I recently installed a series of Windows Updates on our SQL Server 2008 R2 server. Note, these were not SQL Server updates, they were just the usual monthly Windows updates. These updates included a couple of re-boots, but otherwise this was just routine maintenance. Since then however, SQL Server has been running at least 4 times slower than usual – backups and queries – and I'm at a loss to figure out why. Backups which used to take 3 hours now take 20. I appreciate there are a myriad reasons why queries can be slow on a restart, but backups?
I've heard there were issues with the Balanced Power Plan when upgrading from SP2 to SP3 with SQL Server 2008 R2, but this server has had SP3 installed for over a year now. I tried changing to the High Performance Plan anyway, but that made no difference to the speed of the backups.
I also checked if there were any pending sp_configure changes that would kick-in (or kick-out) after a restart, but the Error Logs did not show any changes.
Is it possible that the Network Adapters would somehow reset after a re-boot? One of the Windows updates was for the "Intel Ethernet Server Adapter X520-2". Could that be an issue? Would the Jumbo Frames size, or anything other configuration value, reset itself after a driver update?

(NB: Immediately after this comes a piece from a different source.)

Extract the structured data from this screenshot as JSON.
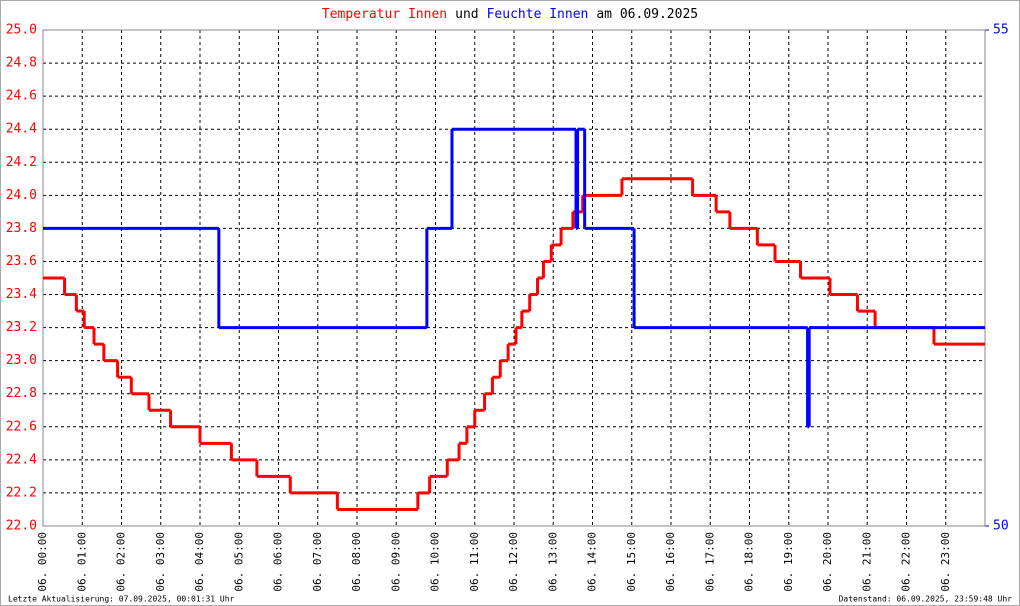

To give more information about the slow backups, the biggest database I backup is about 3TB, hosted on one Windows drive letter. That Windows drive is made up of six 820GB spindle drives (strictly speaking, it's twelve drives in a RAID-1 formation). Previously, this database would backup in about 3.5 hours at a rate of 192 MB/sec. Now it takes 20 hours at a rate of 32 MB/sec, and I don't understand what's changed. It seems that in the past, data must have been pulled from all six drives simultaneously during the backup to achieve 192 MB/sec, but now I'm guessing the backup is pulling data from just one drive at a time (checking with PerfMon), hence 32 MB/sec. Why? Could this have been caused by a change in the RAID controller, the network adapters, the SQL Server backup command itself, or what? And is it typical for data to be read/written from an array of drives in a parallel fashion? If so, what piece of hardware controls this?
Best Answer
This is a bit of a fishing expedition but here would be my troubleshooting process assuming you don't have your own stats to help clear things up.

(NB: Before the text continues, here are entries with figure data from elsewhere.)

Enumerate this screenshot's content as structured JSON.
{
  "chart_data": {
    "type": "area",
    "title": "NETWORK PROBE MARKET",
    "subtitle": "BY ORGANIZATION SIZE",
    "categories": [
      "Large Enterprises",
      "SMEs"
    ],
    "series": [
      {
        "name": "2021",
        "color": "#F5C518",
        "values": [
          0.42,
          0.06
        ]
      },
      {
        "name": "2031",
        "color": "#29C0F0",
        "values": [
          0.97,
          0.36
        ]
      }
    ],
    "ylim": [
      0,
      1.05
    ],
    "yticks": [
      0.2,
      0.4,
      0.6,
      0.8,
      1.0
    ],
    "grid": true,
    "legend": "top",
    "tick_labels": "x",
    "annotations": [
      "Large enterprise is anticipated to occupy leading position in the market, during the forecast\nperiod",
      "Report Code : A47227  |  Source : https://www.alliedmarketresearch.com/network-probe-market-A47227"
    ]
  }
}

Check the history of database size and compressed backup size from your msdb catalogs. Have they changed over the past few weeks.
You need to talk to the staff who are managing the Infrastructure and SAN.

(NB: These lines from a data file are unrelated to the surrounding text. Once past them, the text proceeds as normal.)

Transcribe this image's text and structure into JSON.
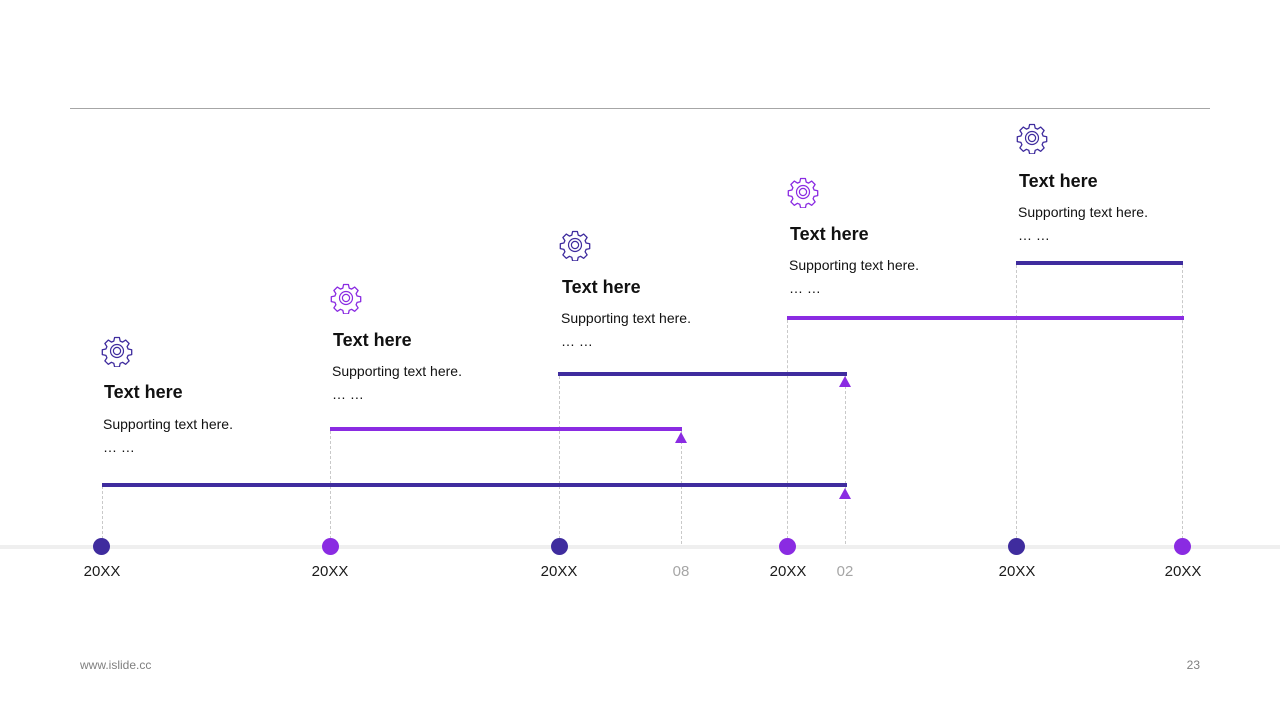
{
  "colors": {
    "indigo": "#3f2c9e",
    "purple": "#8a2be2",
    "axis": "#efefef",
    "guide": "#c9c9c9"
  },
  "milestones": [
    {
      "icon": "gear-icon",
      "title": "Text here",
      "support": "Supporting text here.",
      "ellipsis": "… …",
      "color": "#3f2c9e"
    },
    {
      "icon": "gear-icon",
      "title": "Text here",
      "support": "Supporting text here.",
      "ellipsis": "… …",
      "color": "#8a2be2"
    },
    {
      "icon": "gear-icon",
      "title": "Text here",
      "support": "Supporting text here.",
      "ellipsis": "… …",
      "color": "#3f2c9e"
    },
    {
      "icon": "gear-icon",
      "title": "Text here",
      "support": "Supporting text here.",
      "ellipsis": "… …",
      "color": "#8a2be2"
    },
    {
      "icon": "gear-icon",
      "title": "Text here",
      "support": "Supporting text here.",
      "ellipsis": "… …",
      "color": "#3f2c9e"
    }
  ],
  "axis_labels": [
    "20XX",
    "20XX",
    "20XX",
    "08",
    "20XX",
    "02",
    "20XX",
    "20XX"
  ],
  "footer": {
    "url": "www.islide.cc",
    "page": "23"
  }
}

If you're still stuck with no metrics of any kind, go back to your msdb information and use the timings to calculate an MB/s for backups. Now take a copy only backup to NUL (note: this will put a negative load on your system of course) and compare.
If all of this fails for some reason...
As you can see, if you have no previously recorded information about how the system should be acting, it's a matter of thinking of everything it could possibly be, and working out how you're going to rule that in or out through expensive and time wasting investigation. But them's the breaks.